Whether you have a cash ISA or are thinking of getting one, you should consider if it's still a good place for your money. Here is how to work out if ISAs are still worth saving into.

What's changed?

You don't need to save into an ISA to earn interest tax free. Thanks to the introduction of the Personal Savings Allowance, most basic rate taxpayers will not have to pay tax on the interest they earn until it exceeds £5000.

You can find out more about paying tax on your savings here.

Your ISA allowance for the 2020/21 tax year is £20,000, meaning you can still save tax free even if you do not qualify for a Personal Savings Allowance.

Here is how ISAs work

Are ISAs still the best for rates?

No, ISAs do not always pay the best rates. Historically, to beat an ISA you would need to find a net interest rate on a savings account that was higher than an ISA's gross interest rate.

Net interest represents the rate you get on your savings after tax has been deducted. The gross rate is what you get paid before tax.

Now, all banks and building societies use gross interest to advertise their savings accounts. This means you can compare ISAs to other accounts on a like-for-like basis.

Why choose an ISA?

Although you have more tax free savings options available to you, ISAs are still used to create innovative accounts to help you in the future:

  • Lifetime ISA: Like the old Help to Buy ISA, it gives you a 25% bonus towards buying your first home, however you can also use it to save up towards your retirement.

  • Junior ISA: This is a special ISA you can open on behalf of your child. It has its own ISA allowance (£4,368), and cannot be touched until your child turns 18 years old.

If you're married or in a civil partnership and die, your partner can add the value of your ISA into one of their own, without paying any tax.

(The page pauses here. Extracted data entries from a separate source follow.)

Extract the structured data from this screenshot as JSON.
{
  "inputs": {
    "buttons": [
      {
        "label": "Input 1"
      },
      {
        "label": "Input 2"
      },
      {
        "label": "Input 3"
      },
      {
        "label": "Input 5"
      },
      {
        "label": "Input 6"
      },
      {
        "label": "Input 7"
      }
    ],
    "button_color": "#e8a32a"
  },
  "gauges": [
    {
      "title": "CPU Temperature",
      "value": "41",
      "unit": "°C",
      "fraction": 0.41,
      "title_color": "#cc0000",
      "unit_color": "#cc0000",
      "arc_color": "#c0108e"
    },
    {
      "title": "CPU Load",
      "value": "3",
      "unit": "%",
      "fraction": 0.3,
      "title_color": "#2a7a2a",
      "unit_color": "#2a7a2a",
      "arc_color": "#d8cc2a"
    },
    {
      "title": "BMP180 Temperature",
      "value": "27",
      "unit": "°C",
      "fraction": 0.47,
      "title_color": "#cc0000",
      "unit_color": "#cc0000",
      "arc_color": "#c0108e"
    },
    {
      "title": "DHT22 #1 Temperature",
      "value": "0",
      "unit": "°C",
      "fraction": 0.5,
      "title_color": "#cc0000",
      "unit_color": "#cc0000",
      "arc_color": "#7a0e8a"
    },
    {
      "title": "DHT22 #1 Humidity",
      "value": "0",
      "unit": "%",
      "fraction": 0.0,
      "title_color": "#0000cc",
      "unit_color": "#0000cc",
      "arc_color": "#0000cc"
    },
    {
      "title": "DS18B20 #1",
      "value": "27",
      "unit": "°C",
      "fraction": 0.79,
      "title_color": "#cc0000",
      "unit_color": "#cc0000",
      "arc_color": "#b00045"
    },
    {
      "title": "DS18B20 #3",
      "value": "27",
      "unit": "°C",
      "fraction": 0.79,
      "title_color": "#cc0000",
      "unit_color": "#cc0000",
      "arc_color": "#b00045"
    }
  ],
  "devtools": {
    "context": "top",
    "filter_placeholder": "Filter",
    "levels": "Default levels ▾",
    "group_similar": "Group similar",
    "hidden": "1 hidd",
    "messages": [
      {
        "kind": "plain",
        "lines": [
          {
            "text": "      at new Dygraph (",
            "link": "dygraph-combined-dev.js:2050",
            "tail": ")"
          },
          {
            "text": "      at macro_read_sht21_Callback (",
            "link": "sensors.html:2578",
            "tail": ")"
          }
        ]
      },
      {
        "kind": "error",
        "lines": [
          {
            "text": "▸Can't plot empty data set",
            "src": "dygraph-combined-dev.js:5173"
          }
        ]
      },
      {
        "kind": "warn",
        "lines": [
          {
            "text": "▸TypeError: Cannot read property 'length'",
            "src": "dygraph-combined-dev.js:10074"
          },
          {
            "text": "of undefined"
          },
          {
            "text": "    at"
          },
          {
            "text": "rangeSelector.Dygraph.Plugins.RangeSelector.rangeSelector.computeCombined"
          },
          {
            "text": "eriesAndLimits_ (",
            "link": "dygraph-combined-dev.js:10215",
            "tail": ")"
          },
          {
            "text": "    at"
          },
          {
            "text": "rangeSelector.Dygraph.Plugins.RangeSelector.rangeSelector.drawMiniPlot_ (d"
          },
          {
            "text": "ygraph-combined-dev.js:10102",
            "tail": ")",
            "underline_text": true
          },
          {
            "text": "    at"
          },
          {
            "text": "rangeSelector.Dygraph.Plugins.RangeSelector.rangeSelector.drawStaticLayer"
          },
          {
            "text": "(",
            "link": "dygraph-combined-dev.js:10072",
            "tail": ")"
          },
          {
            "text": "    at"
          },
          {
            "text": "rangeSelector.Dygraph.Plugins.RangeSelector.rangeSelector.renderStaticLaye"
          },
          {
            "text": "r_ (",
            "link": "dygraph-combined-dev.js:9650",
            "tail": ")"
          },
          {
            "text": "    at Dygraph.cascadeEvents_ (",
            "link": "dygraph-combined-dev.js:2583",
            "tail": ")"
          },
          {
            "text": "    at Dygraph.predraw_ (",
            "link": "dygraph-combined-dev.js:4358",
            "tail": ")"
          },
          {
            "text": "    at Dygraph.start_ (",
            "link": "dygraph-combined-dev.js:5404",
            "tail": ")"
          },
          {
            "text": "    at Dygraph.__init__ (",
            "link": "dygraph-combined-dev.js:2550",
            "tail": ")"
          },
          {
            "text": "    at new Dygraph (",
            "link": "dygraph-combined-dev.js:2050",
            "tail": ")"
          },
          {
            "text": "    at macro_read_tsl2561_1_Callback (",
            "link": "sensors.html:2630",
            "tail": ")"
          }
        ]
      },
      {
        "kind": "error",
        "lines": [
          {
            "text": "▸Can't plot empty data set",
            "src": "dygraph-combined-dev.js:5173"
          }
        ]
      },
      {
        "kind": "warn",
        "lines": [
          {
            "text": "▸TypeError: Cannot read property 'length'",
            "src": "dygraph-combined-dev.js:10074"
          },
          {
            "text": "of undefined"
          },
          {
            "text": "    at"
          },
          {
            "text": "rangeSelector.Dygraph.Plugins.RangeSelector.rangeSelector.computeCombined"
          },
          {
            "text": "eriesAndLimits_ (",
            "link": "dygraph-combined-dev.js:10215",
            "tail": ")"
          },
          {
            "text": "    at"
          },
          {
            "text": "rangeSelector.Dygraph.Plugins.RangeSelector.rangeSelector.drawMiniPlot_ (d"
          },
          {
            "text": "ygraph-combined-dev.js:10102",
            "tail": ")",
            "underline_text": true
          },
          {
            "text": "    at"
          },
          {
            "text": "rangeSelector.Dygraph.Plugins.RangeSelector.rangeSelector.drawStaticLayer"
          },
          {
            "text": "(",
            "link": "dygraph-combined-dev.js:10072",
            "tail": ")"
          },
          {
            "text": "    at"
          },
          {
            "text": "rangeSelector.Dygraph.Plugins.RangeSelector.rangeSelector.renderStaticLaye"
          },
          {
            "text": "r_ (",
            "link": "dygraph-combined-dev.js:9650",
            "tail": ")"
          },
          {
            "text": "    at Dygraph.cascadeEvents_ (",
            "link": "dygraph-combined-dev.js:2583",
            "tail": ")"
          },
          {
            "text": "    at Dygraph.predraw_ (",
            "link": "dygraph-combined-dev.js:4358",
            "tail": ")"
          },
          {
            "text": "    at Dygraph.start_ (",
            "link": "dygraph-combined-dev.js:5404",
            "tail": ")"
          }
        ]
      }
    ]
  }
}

For example, if you have £50,000 in an ISA when you die, your partner can add up to £50,000 into their ISA, in addition to their ISA allowance for that tax year.

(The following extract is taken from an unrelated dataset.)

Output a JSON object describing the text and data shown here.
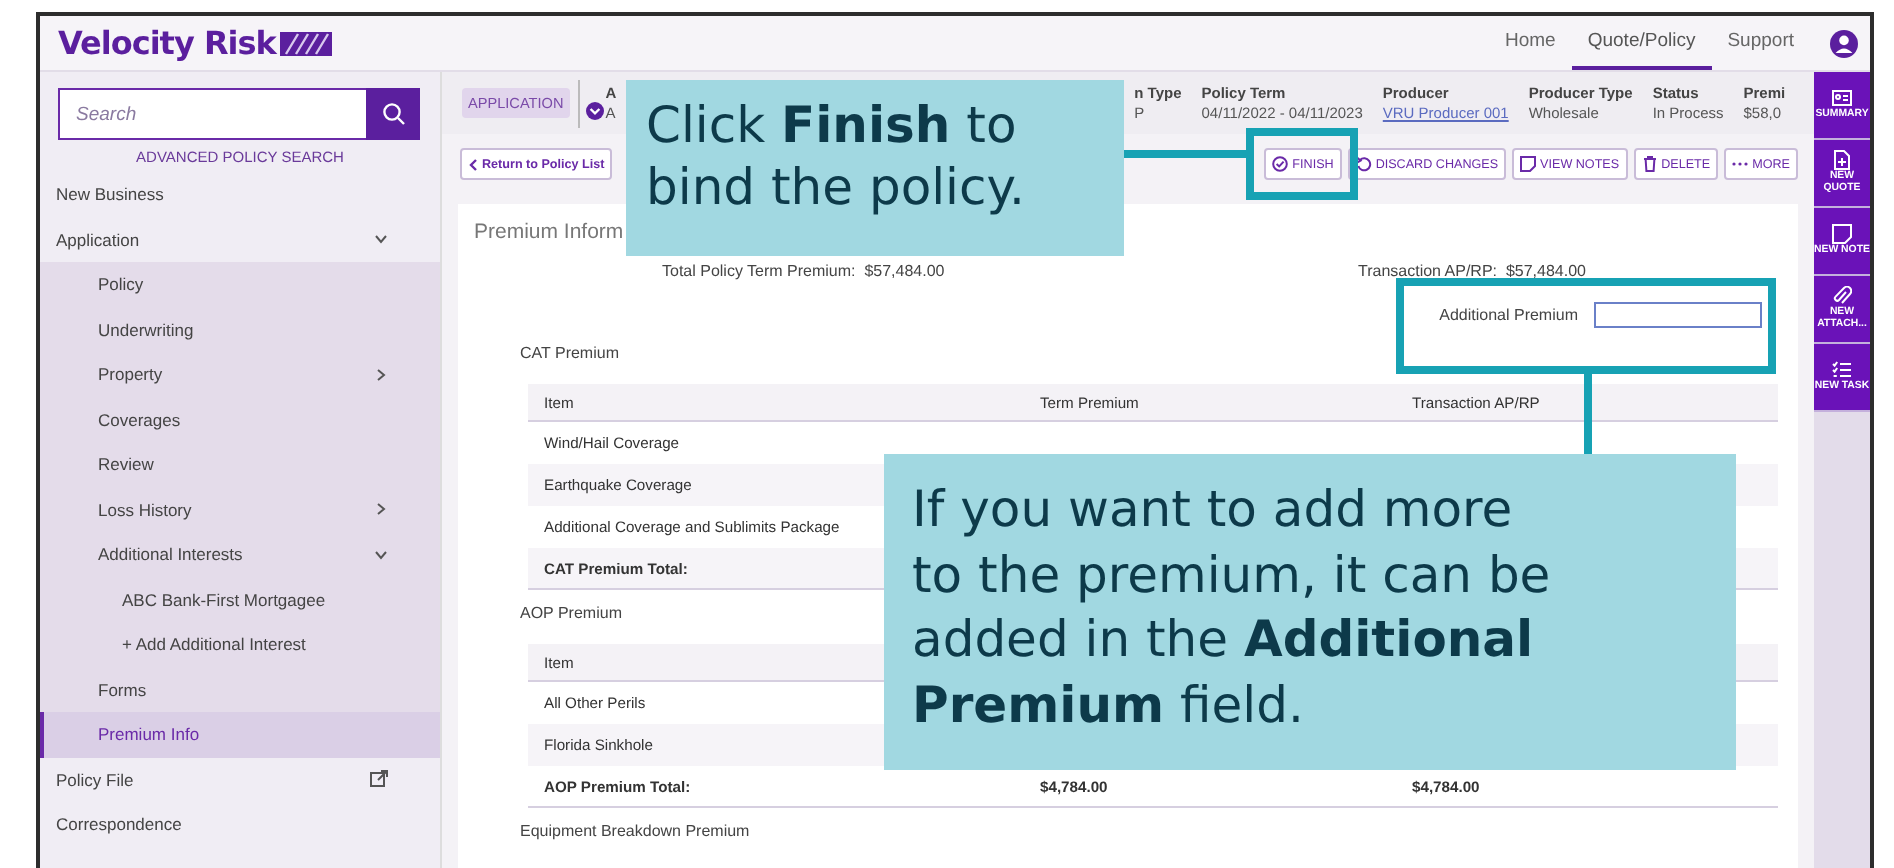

Here is how to choose the right savings account

What else could you do?

If you're prepared to put your savings at risk in hope of a greater return, and still want to use your ISA allowance, consider one of the following:

Investment ISA

Also known as a stocks and shares ISA, lets you invest with your ISA allowance so any return you make is tax free.

You can compare stocks and shares ISAs here

Innovative Finance ISA (IFISA)

Also known as a P2P ISA, lets you use your ISA allowance to invest in peer to peer lending.

Your cannot use the Personal Savings Allowance with investments or P2P lending, but you can use your ISA allowance to make them tax free.

You can compare innovative finance ISAs here

Speak to an independent financial adviser if you are unsure if an investment is right for you.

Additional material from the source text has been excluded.